Dengan sila, metta, dan rajin bermeditasilah,,yang dapat mengembangkan bhatin ini menjadi sehat,dan berguna bagi semuanya,,dengan basic yang diajarkan oleh sang buddha dengan menjalankan lima sila enam paramitha juga sepuluh bodhicitta dan delapan ruas jalan kebenaran,,maka semua mhakluk hidup akan berbahagia,,maaf kepada bhante jika saya mengomentari salah dan panjang,,mohon diberi bimbingan dan koreksi,dan semua teman sedharma yang berbahagia,,,marilah kita semua saling memberi dan mengasihi,,sesamanya di forum ini,,untuk menjalin hubungan kita yang harmonis dan dengan metta kita bertemu di sini.

dengan metta kita mengoreksi satu dan lainya tanpa membedakan,,
dengan meta kita akan dapat bergabung untuk melakukan suatu hal yang berguna dan bijaksana,akhir kata terima kasih,dan mohon maaf jika ada kata yang salah
mohon bhante dan para bijaksana juga teman sedharma beri bimbinganya,,dan meluruskannya,selamat pagi,,namo buddhaya.

20. Nammo buddhaya bhante....ikut diskusi ya....klo pendapat saya....ilmu yg hrs diterapkan....dlm ajaran Buddha adalah disiplin dan cinta kasih...hidup yg pnh cinta kasih dan disiplin akan terasa damai dan indah.


21. Namo Buddhaya Bhante, kasih pertanyaan yg sulit, pesimis kalo bisa damai dll, sudah berkalpa2 Buddha melihat dgn mata batinNya tdk pernah dunia spt itu, maka diajarkan kita jgn terlahir kembali didunia tp mencapai nibbana, artinya tau sendiri jd maklum kalo ada konflik dikit2, yg penting tdk berkepanjangan spt israel palestina, semua annicca bgt jg dunia ini sering ada gempa yg alamiah.

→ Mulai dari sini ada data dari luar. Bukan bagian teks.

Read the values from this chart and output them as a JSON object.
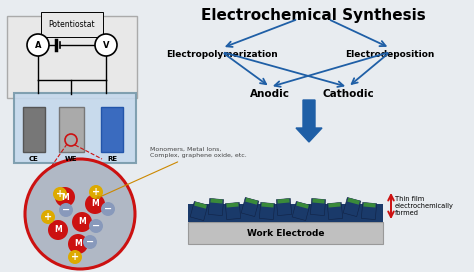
{
  "bg_color": "#e8ecf0",
  "title": "Electrochemical Synthesis",
  "title_fontsize": 11,
  "labels": {
    "electropolymerization": "Electropolymerization",
    "electrodeposition": "Electrodeposition",
    "anodic": "Anodic",
    "cathodic": "Cathodic",
    "potentiostat": "Potentiostat",
    "CE": "CE",
    "WE": "WE",
    "RE": "RE",
    "work_electrode": "Work Electrode",
    "thin_film": "Thin film\nelectrochemically\nformed",
    "monomers": "Monomers, Metal Ions,\nComplex, graphene oxide, etc."
  },
  "arrow_color": "#1f5fa6",
  "red_color": "#cc1111",
  "zoom_bg": "#b0b8c5",
  "cell_fill": "#c5d8ec",
  "ce_color": "#777777",
  "we_color": "#999999",
  "re_color": "#3a6bbf",
  "m_color": "#cc1111",
  "minus_color": "#8899bb",
  "plus_color": "#ddaa00",
  "film_dark": "#1a3a6a",
  "film_green": "#3a8a3a",
  "electrode_base": "#c0c0c0"
}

22. Trima kasih bhante yg tlh memberi jalan pandangan hdp bermasyarakat...
Ada kelengkapan dr rangkaian tsbt diatas sgt penting dn perlu kejelasannya..
Apabila ada sjmlh org yg tlh mengembangkan metta,mereka itu satu sama lain dpt bkrja sama secara harmonis..
Metta mrpakn yg pertama dr Empat Brahma Vihara yg jg dikenal dgn nama keadaan2 tnpa batas,dgn kata lain keadaan itu meluas kearah manapun secara alamiah,mrka menuntun ke pematahan hambatan2 yg umum nya memisah2kn manusia.manakala metta diarahkn pd seseorg yg sdg berbahagia,ia mnjdi MUDITA,manakala metta diarahkan pd seseorg yg berada dlm keadaan menderita,ia mnjdi KARUNA atau belas kasihan,manakala metta itu diarahkan pd semua org,semua makhluk tnpa perkecualian dn perbedaan,ia mjdi UPEKHA atau keseimbangan batin, ini bkn merupakan suatu keadaan acuh tak acuh yg sifatnya tdk aktif,tetapi merupakan suatu kedamaian yg tdk dpt digoyahkan dari batin yg disadari secara kuat pd metta,mudita,upekkha, dn karuna.. Trimakasih bhante.. Sadhu3x..


Kesimpulan:
Ilmu yang diajarkan oleh guru agung Buddha Gotama sebenarnya sudah lengkap. Seperti: Metta, Karuna, Mudita dan Upekkha (cinta, kasih sayang, ikut bahagia, dan keseimbangan batin). Empat factor ini kalau selalu ingat dan diterapkan dalam hidup bermasyarakat, pasti bisa menciptakan kehidupan yang anda harapkan seperti pertanyaan di atas.
Kita hidup saat ini telah membawa beban hutang karma dari kehidupan masa lalu. Dan lahir di Indonesia ini juga bersama teman-teman yang memiliki hubungan karma di masa lalu dengan kita. Dari zaman entah berantah Adam dan Hawa punya 2 anak Habel dan Kain saja sudah berantem terus. Sampai saat ini, para pemimpin Negara berupaya meredam gejolak perang dunia III, tapi belum berhasil. Sebenarnya, mereka semua beragama. Jadi, andai manusia bercita-cita ingin hidup damai, harmonis, dan jujur rasanya hanya mimpi disiang bolong.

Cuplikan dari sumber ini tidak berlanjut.